When watching your favorite forensics TV show, an actor investigates a dark room with a black light. As he scans the room, the black light uncovers white patterns emerging on flooring, bedding and walls. Blood and fluids literally glow in bright fluorescent bluish purple colors against a dark backdrop. Humans are unable to view the UVB spectrum, so using a black light exposes specific materials that were previously hidden. Science has proven that many animals, including insects such as bees, see UVB spectrums. Scorpions glow brightly when exposed to a black light, yet science has not figured out exactly why.

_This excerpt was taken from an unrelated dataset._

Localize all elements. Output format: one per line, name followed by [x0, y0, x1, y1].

What Does This Mean To Dogs?
Dogs see better in low light, compared to humans. Plus, due their ocular makeup, dogs see in shades of greys, blue and yellows plus ultraviolet. Because urine contains phosphorus, it has a fluoresce glow when viewed using a black light. It’s very likely that dogs see urine as bright bluish purple colors, that stand out brightly, when viewed on plants. As humans, we know that white materials glow brightly under black lights, especially white material such as clothing, plastic and teeth. That’s something to think about when your dog moves away from veterinary staff wearing long white lab coats.
Take a peek into your dog’s world, grab a black light (available online) and walk around your backyard in the dark. Even better, walk through a dark room at night, only using a black light. Warning, fluorescent colors are very bright!